3 ways to lower food costs using your restaurant management system
In the low-margin restaurant industry, it is essential to consistently monitor food costs. As restaurants struggle with rising price of ingredients, bottlenecks in the food supply, and limited seating availability, it’s more important than ever for businesses to optimize ingredient buying and usage, and minimize waste.
A good restaurant management system will help you keep track of raw ingredients, menu prices, and spillage and food waste, enabling you to determine where you can make improvements without decreasing quality. Here are three steps you can take.
1. Automate inventory monitoring
In the food and beverage industry, food costs represent on average almost one third of total business expenses.
A unified restaurant management system that connects sales, kitchen and inventory in real time within a single platform will give you total visibility over usage of ingredients. And if it’s a truly unified platform like LS Central for restaurants, it will also enable you to link your purchasing to recipe management and to actual sales. Stock can then be automatically added to as new inventory is received from distributors, while preset amounts for each ingredient are automatically subtracted from the inventory count when dishes are prepared.
Some software systems also enable you to adjust inventory on the fly, using mobile devices to remove from stock the jars that fell on the floor and broke, or the spoiled meat.
All this data can then be organized and analyzed in your back office tools, giving you valuable insight into what might be affecting your bottom line and allowing you to take action.
2. Identify waste patterns and adjust
The US restaurant industry alone wastes over $25 billion worth of food annually, according to a report by waste reduction group ReFED. This is a staggering amount of money being thrown into the garbage.
The first step to managing food waste is to keep track of what you’re throwing away, in what quantities, and why. Use your restaurant management system to keep a regularly updated food waste log. Locate problem dishes, and establish achievable wastage goals for your staff.
Your employees deal with food waste in both the dining room and the kitchen, so it is important that both kitchen and front-of-house staff are trained to minimize common mistakes and correctly report wastage. Implementing a culture of waste monitoring with your employees will encourage staff members to report more detailed waste data. It will also discourage employee theft by clarifying that all inventory, both raw and prepared, is regularly being accounted for.
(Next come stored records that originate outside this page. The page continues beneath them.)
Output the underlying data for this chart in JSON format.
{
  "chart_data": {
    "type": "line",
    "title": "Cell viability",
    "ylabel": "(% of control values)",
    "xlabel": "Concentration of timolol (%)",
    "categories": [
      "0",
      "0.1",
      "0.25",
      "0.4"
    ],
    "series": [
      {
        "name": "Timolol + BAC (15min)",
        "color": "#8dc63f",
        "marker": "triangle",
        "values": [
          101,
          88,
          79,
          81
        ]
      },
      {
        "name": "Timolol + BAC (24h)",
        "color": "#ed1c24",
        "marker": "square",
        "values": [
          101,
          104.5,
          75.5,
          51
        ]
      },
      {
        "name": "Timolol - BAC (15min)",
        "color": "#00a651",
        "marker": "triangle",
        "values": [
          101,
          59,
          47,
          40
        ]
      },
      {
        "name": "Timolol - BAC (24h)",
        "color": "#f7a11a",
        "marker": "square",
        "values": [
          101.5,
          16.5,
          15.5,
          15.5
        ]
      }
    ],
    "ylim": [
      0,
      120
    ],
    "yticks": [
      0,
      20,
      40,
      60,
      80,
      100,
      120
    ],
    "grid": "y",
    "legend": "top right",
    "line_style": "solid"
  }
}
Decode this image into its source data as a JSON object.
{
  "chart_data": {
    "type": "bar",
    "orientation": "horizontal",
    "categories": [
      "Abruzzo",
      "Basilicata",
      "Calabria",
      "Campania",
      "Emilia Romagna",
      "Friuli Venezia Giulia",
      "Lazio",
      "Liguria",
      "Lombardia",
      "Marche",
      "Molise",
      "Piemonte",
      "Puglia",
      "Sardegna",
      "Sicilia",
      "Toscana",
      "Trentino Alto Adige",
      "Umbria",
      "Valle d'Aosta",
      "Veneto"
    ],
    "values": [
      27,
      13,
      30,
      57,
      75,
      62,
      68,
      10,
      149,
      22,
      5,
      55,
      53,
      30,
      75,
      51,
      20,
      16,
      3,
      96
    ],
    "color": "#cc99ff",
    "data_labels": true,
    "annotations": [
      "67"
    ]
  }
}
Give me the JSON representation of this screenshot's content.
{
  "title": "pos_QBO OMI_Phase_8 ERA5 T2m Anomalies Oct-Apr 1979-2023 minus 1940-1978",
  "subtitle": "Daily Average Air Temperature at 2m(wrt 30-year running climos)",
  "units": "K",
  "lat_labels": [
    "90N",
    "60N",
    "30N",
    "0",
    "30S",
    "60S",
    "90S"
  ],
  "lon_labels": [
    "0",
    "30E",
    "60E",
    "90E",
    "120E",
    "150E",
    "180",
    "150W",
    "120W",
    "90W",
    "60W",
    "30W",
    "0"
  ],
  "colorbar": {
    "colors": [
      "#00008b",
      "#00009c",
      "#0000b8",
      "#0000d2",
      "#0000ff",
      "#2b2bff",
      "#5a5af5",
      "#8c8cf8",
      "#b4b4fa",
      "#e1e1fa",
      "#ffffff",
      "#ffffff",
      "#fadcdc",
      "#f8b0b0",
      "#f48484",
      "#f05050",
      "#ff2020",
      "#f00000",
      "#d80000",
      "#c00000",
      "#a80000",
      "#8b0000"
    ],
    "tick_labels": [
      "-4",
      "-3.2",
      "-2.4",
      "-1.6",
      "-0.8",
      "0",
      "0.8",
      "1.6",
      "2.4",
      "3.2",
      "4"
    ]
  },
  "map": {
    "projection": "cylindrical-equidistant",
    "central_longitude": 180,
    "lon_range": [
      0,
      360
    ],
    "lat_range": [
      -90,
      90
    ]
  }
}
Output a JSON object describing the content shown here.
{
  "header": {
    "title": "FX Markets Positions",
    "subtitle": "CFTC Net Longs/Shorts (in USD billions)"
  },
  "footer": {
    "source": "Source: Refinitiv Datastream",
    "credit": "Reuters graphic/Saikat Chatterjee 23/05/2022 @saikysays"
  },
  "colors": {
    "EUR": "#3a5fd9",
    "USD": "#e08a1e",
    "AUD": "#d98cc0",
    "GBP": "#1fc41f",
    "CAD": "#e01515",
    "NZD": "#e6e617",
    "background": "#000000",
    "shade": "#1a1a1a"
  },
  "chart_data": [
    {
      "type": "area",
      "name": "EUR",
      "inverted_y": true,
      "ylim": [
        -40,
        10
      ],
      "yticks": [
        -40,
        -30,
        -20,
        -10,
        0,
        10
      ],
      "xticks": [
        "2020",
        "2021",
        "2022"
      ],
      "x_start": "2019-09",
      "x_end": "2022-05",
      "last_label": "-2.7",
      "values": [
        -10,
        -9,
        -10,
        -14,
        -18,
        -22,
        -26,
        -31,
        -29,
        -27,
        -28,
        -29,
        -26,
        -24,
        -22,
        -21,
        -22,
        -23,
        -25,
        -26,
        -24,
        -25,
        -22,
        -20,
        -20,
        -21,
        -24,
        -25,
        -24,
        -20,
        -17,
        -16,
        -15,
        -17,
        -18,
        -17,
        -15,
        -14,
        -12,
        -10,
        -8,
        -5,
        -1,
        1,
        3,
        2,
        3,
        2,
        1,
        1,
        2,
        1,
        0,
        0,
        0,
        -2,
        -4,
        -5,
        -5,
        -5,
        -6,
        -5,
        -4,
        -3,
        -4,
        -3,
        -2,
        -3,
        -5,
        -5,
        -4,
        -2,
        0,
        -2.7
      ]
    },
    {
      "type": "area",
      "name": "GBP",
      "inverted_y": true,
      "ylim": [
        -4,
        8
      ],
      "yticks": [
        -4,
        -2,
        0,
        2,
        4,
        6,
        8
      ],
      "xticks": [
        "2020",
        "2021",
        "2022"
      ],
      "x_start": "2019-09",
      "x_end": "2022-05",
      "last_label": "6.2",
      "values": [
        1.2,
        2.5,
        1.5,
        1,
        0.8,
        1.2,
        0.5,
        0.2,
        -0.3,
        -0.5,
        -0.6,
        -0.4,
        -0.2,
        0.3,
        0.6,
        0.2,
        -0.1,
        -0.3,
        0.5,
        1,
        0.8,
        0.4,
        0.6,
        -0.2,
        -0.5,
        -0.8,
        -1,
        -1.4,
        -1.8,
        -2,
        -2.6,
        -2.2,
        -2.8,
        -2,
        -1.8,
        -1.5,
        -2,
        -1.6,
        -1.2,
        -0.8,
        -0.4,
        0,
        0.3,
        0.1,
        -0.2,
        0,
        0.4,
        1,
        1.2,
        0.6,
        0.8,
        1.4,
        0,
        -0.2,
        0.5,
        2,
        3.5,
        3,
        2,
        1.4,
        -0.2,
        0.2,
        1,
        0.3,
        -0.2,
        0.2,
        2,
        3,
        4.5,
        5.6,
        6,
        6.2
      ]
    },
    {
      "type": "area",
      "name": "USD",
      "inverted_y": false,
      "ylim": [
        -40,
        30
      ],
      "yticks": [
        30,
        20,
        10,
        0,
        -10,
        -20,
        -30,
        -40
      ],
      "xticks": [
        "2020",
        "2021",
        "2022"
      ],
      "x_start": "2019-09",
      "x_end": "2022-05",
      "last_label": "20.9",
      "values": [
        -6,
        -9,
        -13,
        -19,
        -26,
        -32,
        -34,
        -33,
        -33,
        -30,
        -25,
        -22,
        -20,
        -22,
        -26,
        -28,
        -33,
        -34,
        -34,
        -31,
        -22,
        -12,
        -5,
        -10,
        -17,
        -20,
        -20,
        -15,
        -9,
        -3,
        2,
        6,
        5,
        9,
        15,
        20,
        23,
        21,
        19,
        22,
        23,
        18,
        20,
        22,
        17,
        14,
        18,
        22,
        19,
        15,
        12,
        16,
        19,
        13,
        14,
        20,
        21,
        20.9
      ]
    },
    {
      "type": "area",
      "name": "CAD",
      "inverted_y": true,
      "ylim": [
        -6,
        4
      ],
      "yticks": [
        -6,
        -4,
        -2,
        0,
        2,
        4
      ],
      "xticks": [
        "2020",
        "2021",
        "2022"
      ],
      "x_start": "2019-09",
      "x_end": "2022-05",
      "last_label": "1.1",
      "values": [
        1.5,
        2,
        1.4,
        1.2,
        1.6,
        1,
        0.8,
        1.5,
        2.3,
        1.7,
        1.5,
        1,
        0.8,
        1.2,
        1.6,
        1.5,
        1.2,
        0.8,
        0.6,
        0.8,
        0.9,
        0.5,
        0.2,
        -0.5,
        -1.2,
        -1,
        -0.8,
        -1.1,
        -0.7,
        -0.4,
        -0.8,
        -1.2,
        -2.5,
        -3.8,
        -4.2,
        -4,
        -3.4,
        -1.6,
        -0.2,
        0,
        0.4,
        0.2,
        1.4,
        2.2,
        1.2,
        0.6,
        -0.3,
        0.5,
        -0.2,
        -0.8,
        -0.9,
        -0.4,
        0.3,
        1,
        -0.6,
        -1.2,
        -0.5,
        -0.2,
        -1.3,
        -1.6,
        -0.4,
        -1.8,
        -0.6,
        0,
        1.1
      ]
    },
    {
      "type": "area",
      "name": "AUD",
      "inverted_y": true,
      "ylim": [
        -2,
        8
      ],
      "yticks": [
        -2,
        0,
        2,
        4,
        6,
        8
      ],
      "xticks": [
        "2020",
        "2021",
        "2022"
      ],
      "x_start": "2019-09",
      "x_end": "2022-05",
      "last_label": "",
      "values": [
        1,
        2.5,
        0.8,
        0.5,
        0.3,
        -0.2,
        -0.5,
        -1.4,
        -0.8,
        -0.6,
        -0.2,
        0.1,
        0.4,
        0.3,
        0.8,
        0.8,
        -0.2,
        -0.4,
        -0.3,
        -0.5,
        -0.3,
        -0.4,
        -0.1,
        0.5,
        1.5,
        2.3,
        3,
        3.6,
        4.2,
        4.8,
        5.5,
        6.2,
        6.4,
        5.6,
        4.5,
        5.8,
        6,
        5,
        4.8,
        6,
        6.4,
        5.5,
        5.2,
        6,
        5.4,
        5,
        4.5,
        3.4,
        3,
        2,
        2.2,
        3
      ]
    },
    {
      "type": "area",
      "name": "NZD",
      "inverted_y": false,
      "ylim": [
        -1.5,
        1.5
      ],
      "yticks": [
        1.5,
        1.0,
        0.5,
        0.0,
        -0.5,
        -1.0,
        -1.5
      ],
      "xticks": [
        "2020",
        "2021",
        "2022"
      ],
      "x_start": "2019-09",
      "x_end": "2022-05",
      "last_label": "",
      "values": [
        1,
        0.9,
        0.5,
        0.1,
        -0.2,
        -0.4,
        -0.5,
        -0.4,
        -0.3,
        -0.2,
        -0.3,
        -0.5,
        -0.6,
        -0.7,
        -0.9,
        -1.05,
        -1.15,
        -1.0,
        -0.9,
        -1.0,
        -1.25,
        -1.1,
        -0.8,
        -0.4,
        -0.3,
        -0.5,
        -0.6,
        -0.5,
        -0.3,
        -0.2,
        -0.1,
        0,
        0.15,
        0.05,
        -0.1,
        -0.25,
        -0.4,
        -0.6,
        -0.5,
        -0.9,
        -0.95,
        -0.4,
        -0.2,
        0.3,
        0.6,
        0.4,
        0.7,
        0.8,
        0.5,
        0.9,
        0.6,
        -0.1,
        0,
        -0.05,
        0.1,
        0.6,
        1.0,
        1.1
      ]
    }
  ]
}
Once you track your food waste, it’s time to start looking for trends. Perhaps you’ve noticed a dish that consistently returns to the kitchen partially uneaten. Whether it’s the half-eaten pancake or the piles of untouched fries which you end up throwing out, your customers are telling you something about portion size.
With a good restaurant management solution, you can easily adjust your recipes and optimize ingredients and quantities. If your dessert portions are too generous, you could consider getting twelve slices instead of ten from each cake, reducing the amount of whipped cream, or making your cupcakes slightly smaller. The difference might seem tiny at first, but by the end of the month those ounces will add up to savings. By keeping an eye on your waste and adjusting portions accordingly, you’ll produce profit-making dishes, and will have satisfied customers cleaning their plates.
3. Engineer your menu to perfection
Menu engineering is the process of finding the perfect balance of popular low- and high-cost food items. It’s an ongoing practice that uses key performance indicators (KPIs) to help you make data-driven decisions that ensure meals are popular and profit-making.
If you are using a restaurant management system that gives you real-time business information, you can keep track of your KPIs and see how well your business is performing relative to established targets at all times.
Use the system to break down the data and see how many times a dish has been ordered, what it costs to produce, and what kind of profit it brings in. By tracking KPIs such as average contribution margins and food cost percentages, you can see how a dish compares to the average profit margin of similar menu items.
Once you have this information, you need to decide which dishes should be kept in your menu, and which ones you should rather replace or discard.
Do you have a menu item that is significantly below the average margin and sells poorly? That should probably go. Is there a popular dish that is slightly below the average margin? Check if it will stay popular even with slightly higher prices. Do you have a low-selling but high-profit dish? Promote it by giving it top center placement on the menu, and remind your servers to suggest it to guests when applicable.
As you calibrate your menu for maximum profitability and customer satisfaction, you will also be adjusting your inventory. Why order bags of live clams when they require careful handling, have a short shelf life, and aren’t frequently ordered? Save yourself both time and money: remove them from your menu and your inventory.
Controlling food costs while providing consistently great meals is essential to your restaurant’s long-term profitability. While it used to require a time-consuming process of manual reporting and calculating, today technology can help you refine your processes and cut costs.